The bidding process for the 2022 World Cup has been surrounded by bribery allegations. But according to Eckert’s summary of the investigation — which, again, has been disowned by Garcia — Qatar did not commit any major violations.
The investigation found that six-figure payments made to soccer officials by ex-FIFA vice president Mohamed Bin Hammam were bribes for his FIFA presidential run in 2011, not Qatar’s World Cup bid. While Bin Hammam is from Qatar, Eckert described his relationship with the Qatar bid committee as “somewhat distant.” Bin Hammam has since been banned for life twice.
The report also found that Qatar paid for a congress of African football officials at which it campaigned for its bid. But this wasn’t a violation of FIFA’s rules, Eckert says.

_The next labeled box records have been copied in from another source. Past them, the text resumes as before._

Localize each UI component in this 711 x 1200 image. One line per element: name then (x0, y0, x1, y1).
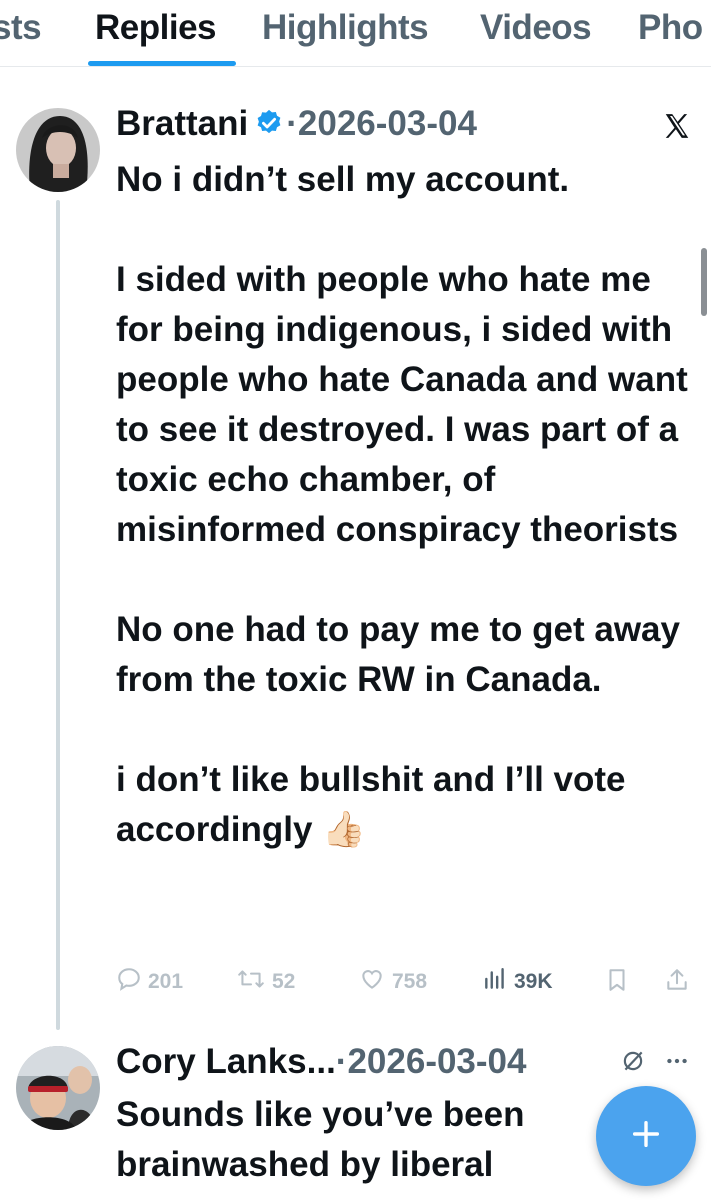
retweet-button[interactable]: 52 (236, 966, 295, 998)
retweet-count: 52 (272, 970, 296, 993)
reply-date[interactable]: 2026-03-04 (347, 1042, 526, 1081)
more-options-icon[interactable] (664, 1048, 690, 1079)
retweet-icon (236, 966, 272, 998)
thread-connector-line (56, 200, 60, 1030)
tweet-paragraph: No one had to pay me to get away from th… (116, 610, 680, 699)
bookmark-button[interactable] (604, 966, 636, 1000)
tweet-paragraph: i don’t like bullshit and I’ll vote acco… (116, 755, 696, 855)
thumbs-up-emoji: 👍🏻 (322, 810, 366, 849)
scrollbar[interactable] (701, 248, 707, 316)
avatar[interactable] (16, 108, 100, 192)
reply-icon (116, 966, 148, 998)
tab-replies[interactable]: Replies (95, 8, 217, 48)
tweet-action-bar: 201 52 758 39K (116, 966, 696, 1006)
tab-highlights[interactable]: Highlights (262, 8, 429, 48)
grok-icon[interactable] (620, 1048, 646, 1079)
header-separator: · (286, 104, 298, 143)
plus-icon (629, 1117, 663, 1156)
avatar[interactable] (16, 1046, 100, 1130)
heart-icon (358, 966, 392, 998)
views-count: 39K (514, 970, 553, 993)
verified-badge-icon (254, 107, 284, 137)
tab-videos[interactable]: Videos (480, 8, 592, 48)
tweet-text: No i didn’t sell my account. I sided wit… (116, 155, 696, 855)
reply-text: Sounds like you’ve been brainwashed by l… (116, 1090, 586, 1190)
profile-tabs: sts Replies Highlights Videos Pho (0, 0, 711, 67)
reply-header: Cory Lanks...·2026-03-04 (116, 1042, 527, 1082)
like-count: 758 (392, 970, 428, 993)
reply-line: Sounds like you’ve been (116, 1095, 525, 1134)
bookmark-icon (604, 966, 636, 1000)
tab-photos[interactable]: Pho (638, 8, 703, 48)
tweet-paragraph: No i didn’t sell my account. (116, 160, 570, 199)
author-name[interactable]: Cory Lanks... (116, 1042, 336, 1081)
tweet-header: Brattani ·2026-03-04 (116, 104, 477, 144)
share-icon (664, 966, 696, 1000)
tweet-paragraph-text: i don’t like bullshit and I’ll vote acco… (116, 760, 626, 849)
tab-posts[interactable]: sts (0, 8, 42, 48)
views-button[interactable]: 39K (482, 966, 553, 998)
header-separator: · (335, 1042, 348, 1081)
reply-count: 201 (148, 970, 184, 993)
tweet-paragraph: I sided with people who hate me for bein… (116, 260, 688, 549)
share-button[interactable] (664, 966, 696, 1000)
views-chart-icon (482, 966, 514, 998)
x-logo-icon (662, 111, 692, 146)
like-button[interactable]: 758 (358, 966, 427, 998)
author-name[interactable]: Brattani (116, 104, 248, 143)
tweet-date[interactable]: 2026-03-04 (298, 104, 477, 143)
reply-line: brainwashed by liberal (116, 1145, 494, 1184)
active-tab-indicator (88, 61, 236, 66)
reply-button[interactable]: 201 (116, 966, 183, 998)
compose-button[interactable] (596, 1086, 696, 1186)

The big question now is what is the material difference between Eckert’s summary and Garcia’s actual report. In addition to Qatar’s bid, Garcia investigated ethics violations surrounding the entire 2018 and 2022 bidding processes — including bids from England, Russia, Australia, and the United States. Russia, the 2018 World Cup host, was cleared of all ethics allegations as well.
According to SI’s Grant Wahl, the full report contains specific criticisms of president Sepp Blatter and other FIFA current executive committee members that don’t appear in Eckert’s summary.
In a statement, FIFA said, “FIFA welcomes the fact that a degree of closure has been reached with the chairman of the adjudicatory chamber stating today that ‘the evaluation of the 2018/2022 FIFA World Cups’ bidding process is closed for the FIFA Ethics Committee.”
With the guy who ran the investigation saying his findings were whitewashed, it’s fair to say we’re still a good distance away from “closure.”